You won’t have to worry about a Shareholders’ Agreement if you’re the only owner of your company.
Why does your business need a Shareholders’ Agreement?
1) Decision making and disputes
Starting a business can be smooth sailing if you and your partners are confident about the future. Small businesses can easily fail due to shareholder disputes, which are inevitable in business. In a Shareholders’ Agreement, you can specify dispute resolution mechanisms in advance and decide proactively how to resolve specific issues.
Furthermore, the laws governing corporations in Canada grant extensive powers to directors. There are some companies in which this legal default situation is satisfactory, and the directors are able to make all the important decisions for the company. Other companies, especially small and growing companies, prefer shareholder decision-making without relying on directors. These decision-making functions can be transferred from directors to shareholders through a Shareholders’ Agreement.
2) Controlling the transfer of shares to new owners
Your partners and you probably have a good understanding of your relationship as you start your company. As your business grows and you consider adding new owners, things can change. Any change to your team can have a huge impact on your entire organization.
Think about the effect it would have on your business if your partners were free to transfer their shares to anyone they wished. Suddenly, someone you don’t know could be making decisions alongside you for your company.
Therefore, Shareholders’ Agreements often restrict the transfer of shares. Shareholder restrictions can include requiring all shareholders to consent before any one of them sells shares and providing existing shareholders agreement with an opportunity to purchase shares of departing shareholders.
What happens if one of your partners leaves the company. Are partners able to buy each other out?
A buy-sell clause or a shotgun clause in a shareholders agreement can be used for this purpose. This structure allows one partner to buy the shares of a partner who wishes to leave the company, with all terms pre-negotiated to avoid disputes. This type of dispute may lead to litigation or even the dissolution of the company without a shotgun clause.
Relationship building with your partners
Even the process of creating a Shareholders’ Agreement can benefit your business, since it forces you and your partners to have an open and honest dialog about topics that might otherwise go unspoken for years. When you realize your team is on the same page and if a conflict arises, you’ve already taken the necessary steps to resolve it fairly and equitably, you’ll feel stronger.
Legal jargon and terms you’ll find in a Shareholders’ Agreement
Shareholders’ Agreements contain a lot of unique terminology. The following are the most common terms:
Once the majority shareholders agree to sell the company, Drag Along Right requires minority shareholders to sell their shares.
By requiring any offer to purchase shares from the majority shareholders to be made to all minority shareholders as well, piggyback right is the opposite of a drag along right. Minority shareholders could then sell their shares to the buyer. Also called a tag-along right.
As a result of the Put Clause, shareholders can ask the company at any time to buy back their shares from them. Alternatively, it’s called a ‘Buy-Back’ clause.
A non-compete clause prohibits shareholders from being involved with one of the company’s direct competitors for a set period of time.
A Non-Solicitation Clause prevents a shareholder from soliciting the business’s clients or employees.

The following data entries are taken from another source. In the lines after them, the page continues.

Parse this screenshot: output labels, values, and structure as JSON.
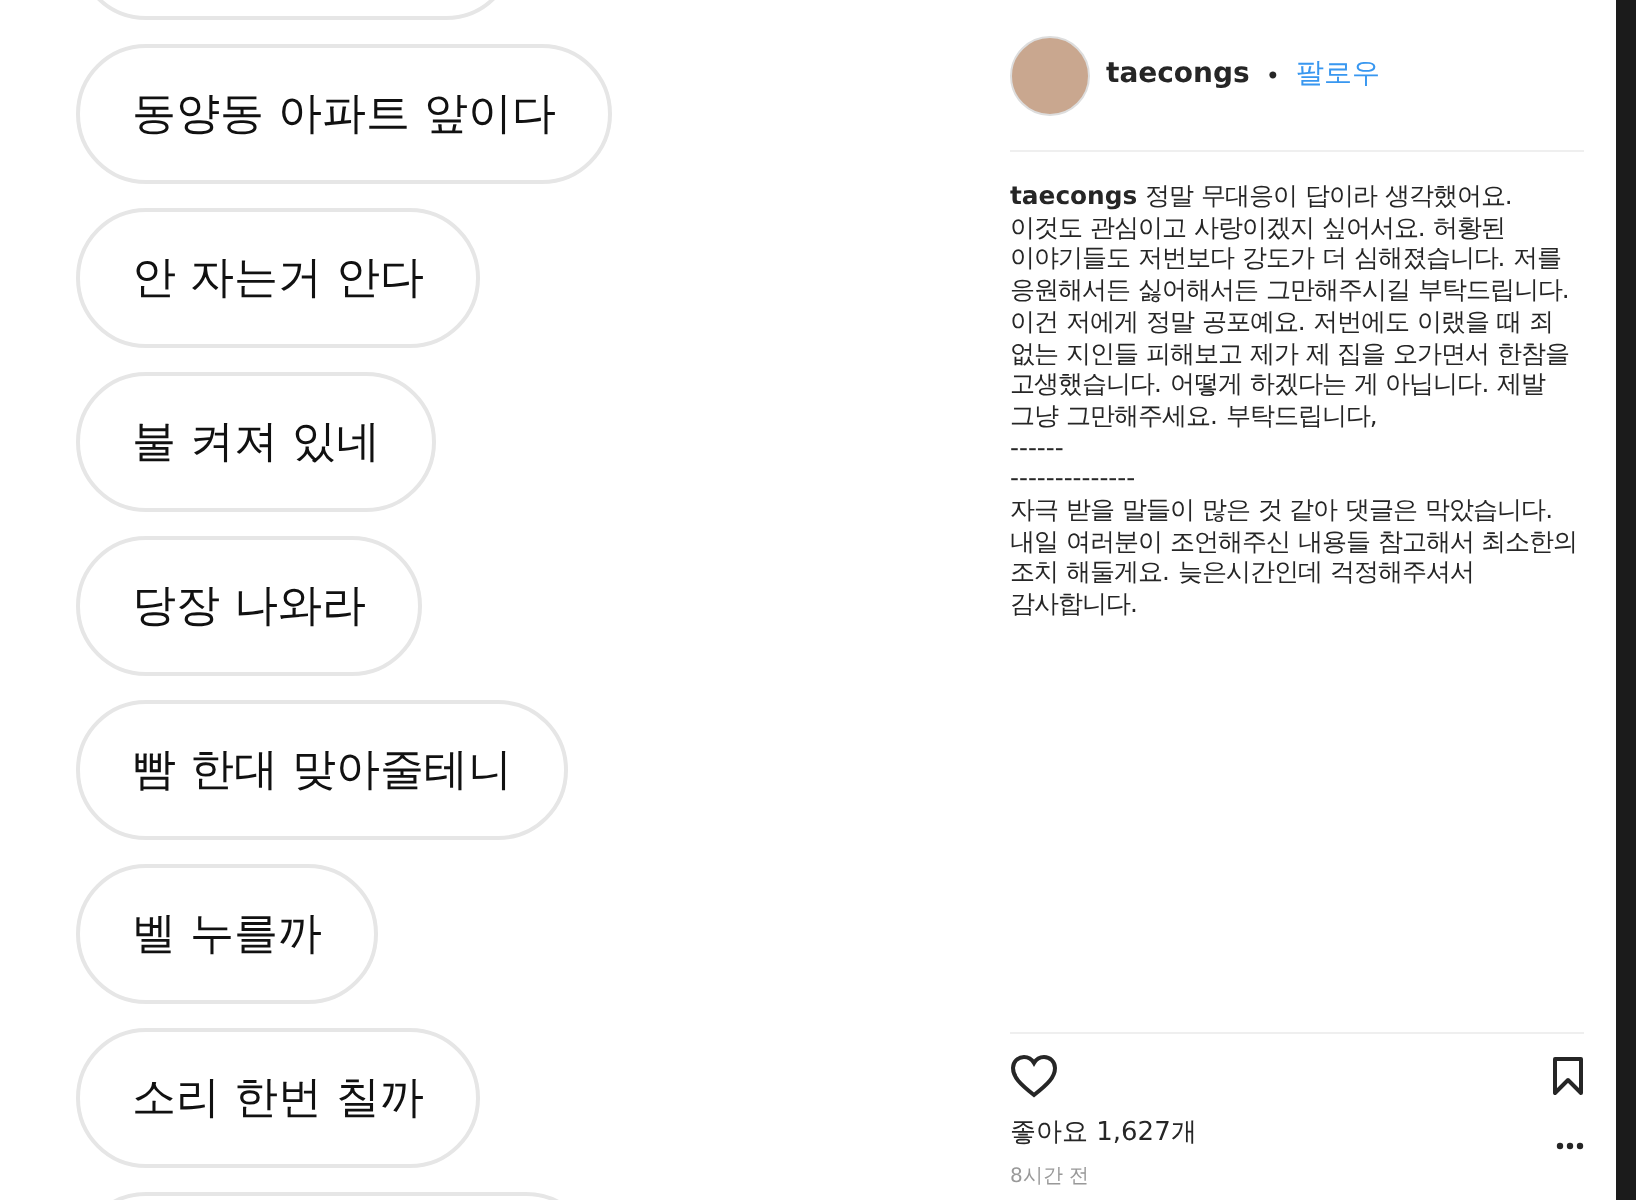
{
  "chat_bubbles": [
    {
      "text": "동양동 아파트 앞이다"
    },
    {
      "text": "안 자는거 안다"
    },
    {
      "text": "불 켜져 있네"
    },
    {
      "text": "당장 나와라"
    },
    {
      "text": "빰 한대 맞아줄테니"
    },
    {
      "text": "벨 누를까"
    },
    {
      "text": "소리 한번 칠까"
    }
  ],
  "post": {
    "username": "taecongs",
    "separator": "•",
    "follow": "팔로우",
    "caption_username": "taecongs",
    "caption": "정말 무대응이 답이라 생각했어요. 이것도 관심이고 사랑이겠지 싶어서요. 허황된 이야기들도 저번보다 강도가 더 심해졌습니다. 저를 응원해서든 싫어해서든 그만해주시길 부탁드립니다. 이건 저에게 정말 공포예요. 저번에도 이랬을 때 죄 없는 지인들 피해보고 제가 제 집을 오가면서 한참을 고생했습니다. 어떻게 하겠다는 게 아닙니다. 제발 그냥 그만해주세요. 부탁드립니다,\n------\n--------------\n자극 받을 말들이 많은 것 같아 댓글은 막았습니다. 내일 여러분이 조언해주신 내용들 참고해서 최소한의 조치 해둘게요. 늦은시간인데 걱정해주셔서 감사합니다.",
    "likes": "좋아요 1,627개",
    "time": "8시간 전"
  }
}
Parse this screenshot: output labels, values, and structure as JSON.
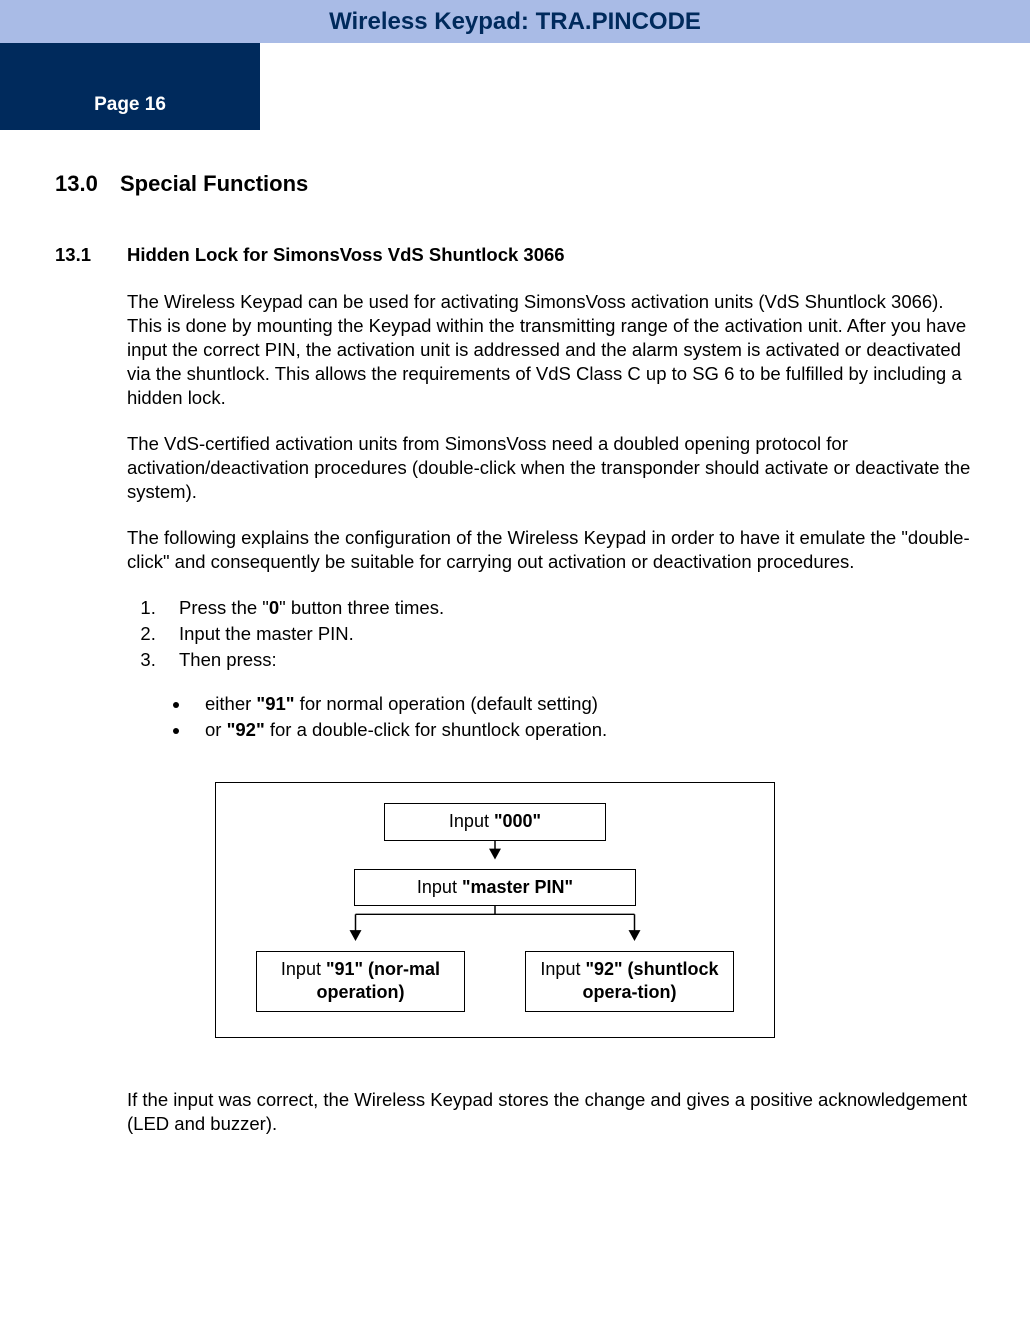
{
  "header": {
    "title": "Wireless Keypad: TRA.PINCODE",
    "page_label": "Page 16"
  },
  "section": {
    "number": "13.0",
    "title": "Special Functions"
  },
  "subsection": {
    "number": "13.1",
    "title": "Hidden Lock for SimonsVoss VdS Shuntlock 3066"
  },
  "para1": "The Wireless Keypad can be used for activating SimonsVoss activation units (VdS Shuntlock 3066). This is done by mounting the Keypad within the transmitting range of the activation unit. After you have input the correct PIN, the activation unit is addressed and the alarm system is activated or deactivated via the shuntlock. This allows the requirements of VdS Class C up to SG 6 to be fulfilled by including a hidden lock.",
  "para2": "The VdS-certified activation units from SimonsVoss need a doubled opening protocol for activation/deactivation procedures (double-click when the transponder should activate or deactivate the system).",
  "para3": "The following explains the configuration of the Wireless Keypad in order to have it emulate the \"double-click\" and consequently be suitable for carrying out activation or deactivation procedures.",
  "steps": {
    "s1a": "Press the \"",
    "s1b": "0",
    "s1c": "\" button three times.",
    "s2": "Input the master PIN.",
    "s3": "Then press:"
  },
  "bullets": {
    "b1a": "either ",
    "b1b": "\"91\"",
    "b1c": " for normal operation (default setting)",
    "b2a": "or ",
    "b2b": "\"92\"",
    "b2c": "  for a double-click for shuntlock operation."
  },
  "diagram": {
    "box1a": "Input ",
    "box1b": "\"000\"",
    "box2a": "Input ",
    "box2b": "\"master PIN\"",
    "box3a": "Input ",
    "box3b": "\"91\" (nor-mal operation)",
    "box4a": "Input ",
    "box4b": "\"92\" (shuntlock opera-tion)"
  },
  "para4": "If the input was correct, the Wireless Keypad stores the change and gives a positive acknowledgement (LED and buzzer)."
}
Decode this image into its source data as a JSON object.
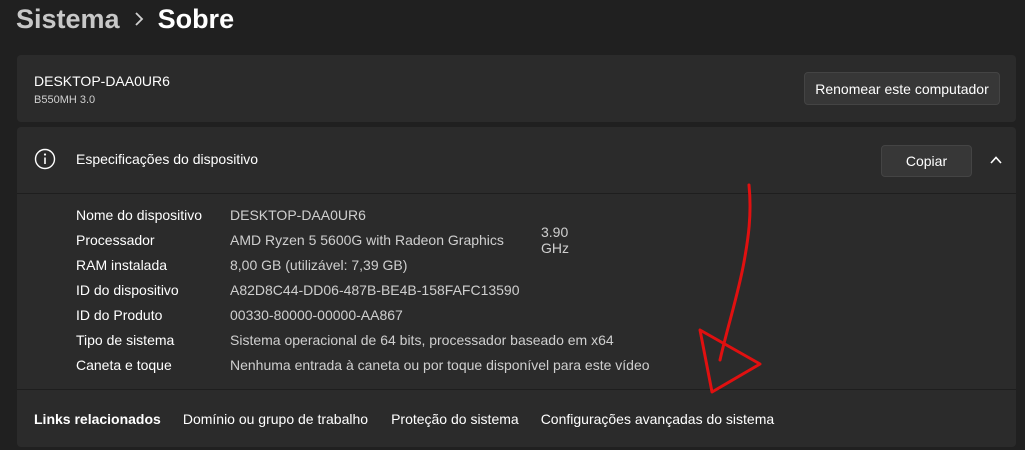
{
  "breadcrumb": {
    "parent": "Sistema",
    "current": "Sobre"
  },
  "device": {
    "name": "DESKTOP-DAA0UR6",
    "model": "B550MH 3.0",
    "rename_label": "Renomear este computador"
  },
  "specs": {
    "title": "Especificações do dispositivo",
    "copy_label": "Copiar",
    "rows": [
      {
        "label": "Nome do dispositivo",
        "value": "DESKTOP-DAA0UR6"
      },
      {
        "label": "Processador",
        "value": "AMD Ryzen 5 5600G with Radeon Graphics",
        "extra": "3.90 GHz"
      },
      {
        "label": "RAM instalada",
        "value": "8,00 GB (utilizável: 7,39 GB)"
      },
      {
        "label": "ID do dispositivo",
        "value": "A82D8C44-DD06-487B-BE4B-158FAFC13590"
      },
      {
        "label": "ID do Produto",
        "value": "00330-80000-00000-AA867"
      },
      {
        "label": "Tipo de sistema",
        "value": "Sistema operacional de 64 bits, processador baseado em x64"
      },
      {
        "label": "Caneta e toque",
        "value": "Nenhuma entrada à caneta ou por toque disponível para este vídeo"
      }
    ]
  },
  "related_links": {
    "title": "Links relacionados",
    "items": [
      "Domínio ou grupo de trabalho",
      "Proteção do sistema",
      "Configurações avançadas do sistema"
    ]
  },
  "colors": {
    "background": "#202020",
    "card": "#2b2b2b",
    "button": "#373737",
    "annotation": "#e01010"
  },
  "icons": [
    "chevron-right-icon",
    "info-icon",
    "chevron-up-icon"
  ]
}
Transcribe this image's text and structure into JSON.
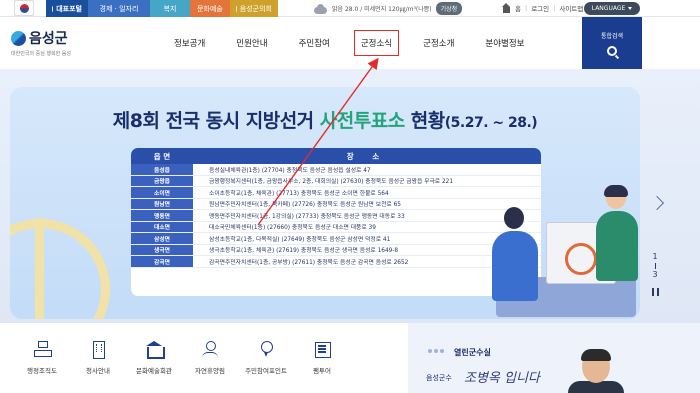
{
  "topbar": {
    "tabs": [
      "대표포털",
      "경제 · 일자리",
      "복지",
      "문화예술",
      "음성군의회"
    ],
    "weather_text": "맑음 28.0 / 미세먼지 120㎍/m³(나쁨)",
    "weather_button": "기상청",
    "util_links": [
      "홈",
      "로그인",
      "사이트맵"
    ],
    "language_label": "LANGUAGE"
  },
  "header": {
    "logo_title": "음성군",
    "logo_subtitle": "대한민국의 중심 행복한 음성",
    "nav": [
      "정보공개",
      "민원안내",
      "주민참여",
      "군정소식",
      "군정소개",
      "분야별정보"
    ],
    "active_nav": "군정소식",
    "search_label": "통합검색"
  },
  "banner": {
    "title_prefix": "제8회 전국 동시 지방선거 ",
    "title_highlight": "사전투표소",
    "title_suffix": " 현황",
    "title_dates": "(5.27. ~ 28.)",
    "table_headers": [
      "읍 면",
      "장 소"
    ],
    "rows": [
      {
        "area": "음성읍",
        "place": "음성실내체육관(1층) (27704) 충청북도 음성군 음성읍 설성로 47"
      },
      {
        "area": "금왕읍",
        "place": "금왕행정복지센터(1층, 금왕읍사무소, 2층, 대회의실) (27630) 충청북도 음성군 금왕읍 무극로 221"
      },
      {
        "area": "소이면",
        "place": "소이초등학교(1층, 체육관) (27713) 충청북도 음성군 소이면 한불로 564"
      },
      {
        "area": "원남면",
        "place": "원남면주민자치센터(1층, 북카페) (27726) 충청북도 음성군 원남면 보천로 65"
      },
      {
        "area": "맹동면",
        "place": "맹동면주민자치센터(1층, 1강의실) (27733) 충청북도 음성군 맹동면 대동로 33"
      },
      {
        "area": "대소면",
        "place": "대소국민체육센터(1층) (27660) 충청북도 음성군 대소면 대풍로 39"
      },
      {
        "area": "삼성면",
        "place": "삼성초등학교(1층, 다목적실) (27649) 충청북도 음성군 삼성면 덕정로 41"
      },
      {
        "area": "생극면",
        "place": "생극초등학교(1층, 체육관) (27619) 충청북도 음성군 생극면 음성로 1649-8"
      },
      {
        "area": "감곡면",
        "place": "감곡면주민자치센터(1층, 공부방) (27611) 충청북도 음성군 감곡면 음성로 2652"
      }
    ],
    "pager_current": "1",
    "pager_total": "3"
  },
  "quick_menu": [
    "행정조직도",
    "청사안내",
    "문화예술회관",
    "자연휴양림",
    "주민참여포인트",
    "팸투어"
  ],
  "mayor": {
    "section_title": "열린군수실",
    "name_label": "음성군수",
    "signature": "조병옥 입니다"
  },
  "colors": {
    "brand_blue": "#1b3d8f",
    "highlight_green": "#24a37a",
    "annotation_red": "#e32b2b"
  }
}
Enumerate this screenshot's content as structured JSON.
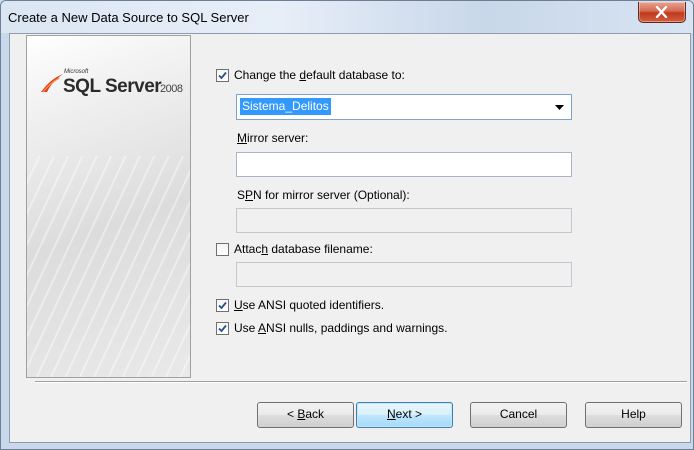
{
  "window": {
    "title": "Create a New Data Source to SQL Server"
  },
  "banner": {
    "brand_small": "Microsoft",
    "brand_main": "SQL Server",
    "brand_year": "2008"
  },
  "form": {
    "default_db": {
      "label_pre": "Change the ",
      "label_key": "d",
      "label_post": "efault database to:",
      "checked": true,
      "value": "Sistema_Delitos"
    },
    "mirror": {
      "label_key": "M",
      "label_post": "irror server:",
      "value": ""
    },
    "spn": {
      "label_pre": "S",
      "label_key": "P",
      "label_post": "N for mirror server (Optional):",
      "value": ""
    },
    "attach": {
      "label_pre": "Attac",
      "label_key": "h",
      "label_post": " database filename:",
      "checked": false,
      "value": ""
    },
    "ansi_quoted": {
      "label_key": "U",
      "label_post": "se ANSI quoted identifiers.",
      "checked": true
    },
    "ansi_nulls": {
      "label_pre": "Use ",
      "label_key": "A",
      "label_post": "NSI nulls, paddings and warnings.",
      "checked": true
    }
  },
  "buttons": {
    "back_pre": "< ",
    "back_key": "B",
    "back_post": "ack",
    "next_key": "N",
    "next_post": "ext >",
    "cancel": "Cancel",
    "help": "Help"
  },
  "colors": {
    "selection": "#3399ff",
    "close_button": "#c0391d",
    "default_button_border": "#3c7fb1"
  },
  "icons": {
    "close": "close-x-icon",
    "checkbox_check": "check-mark-icon",
    "dropdown": "chevron-down-icon",
    "logo": "sql-server-swoosh-icon"
  }
}
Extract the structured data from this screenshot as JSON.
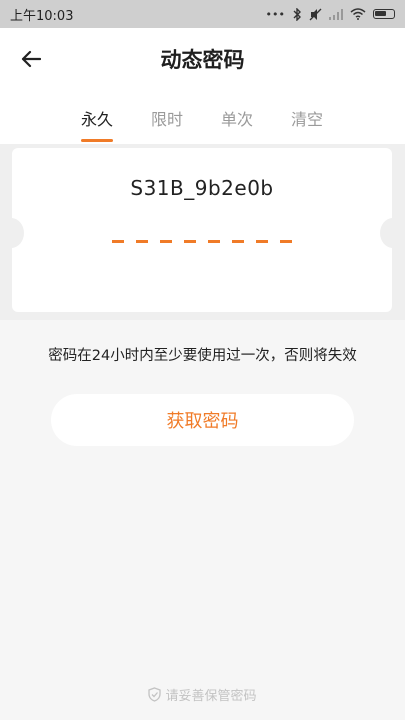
{
  "status_bar": {
    "time": "上午10:03",
    "icons": [
      "dots-icon",
      "bluetooth-icon",
      "mute-icon",
      "signal-icon",
      "wifi-icon",
      "battery-icon"
    ]
  },
  "header": {
    "back_icon": "arrow-left-icon",
    "title": "动态密码"
  },
  "tabs": [
    {
      "label": "永久",
      "active": true
    },
    {
      "label": "限时",
      "active": false
    },
    {
      "label": "单次",
      "active": false
    },
    {
      "label": "清空",
      "active": false
    }
  ],
  "card": {
    "device_id": "S31B_9b2e0b",
    "password_placeholder_dashes": 8
  },
  "notice": "密码在24小时内至少要使用过一次，否则将失效",
  "get_button_label": "获取密码",
  "footer": {
    "icon": "shield-icon",
    "text": "请妥善保管密码"
  },
  "colors": {
    "accent": "#f07b28",
    "background": "#f6f6f6",
    "status_bar": "#cfcfcf"
  }
}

In the event that one shareholder receives an offer to sell their shares, all other existing shareholders have the opportunity to match that offer.
As opposed to a Right of First Refusal clause, a Right of First Offer clause stipulates that a shareholder who wishes to sell their shares must first offer those shares to existing shareholders at a specific price. As long as the original offer is equal to or higher than the price of the shares, the shareholder is free to sell to anyone after no other existing shareholders buy the shares.
Under the Shotgun Clause, one shareholder may sell their shares and leave the company or require the remaining shareholders to purchase their shares. Shareholders can set a price for the company’s shares, and then either sell their shares at the set price or purchase the shares of the shareholder who set the price.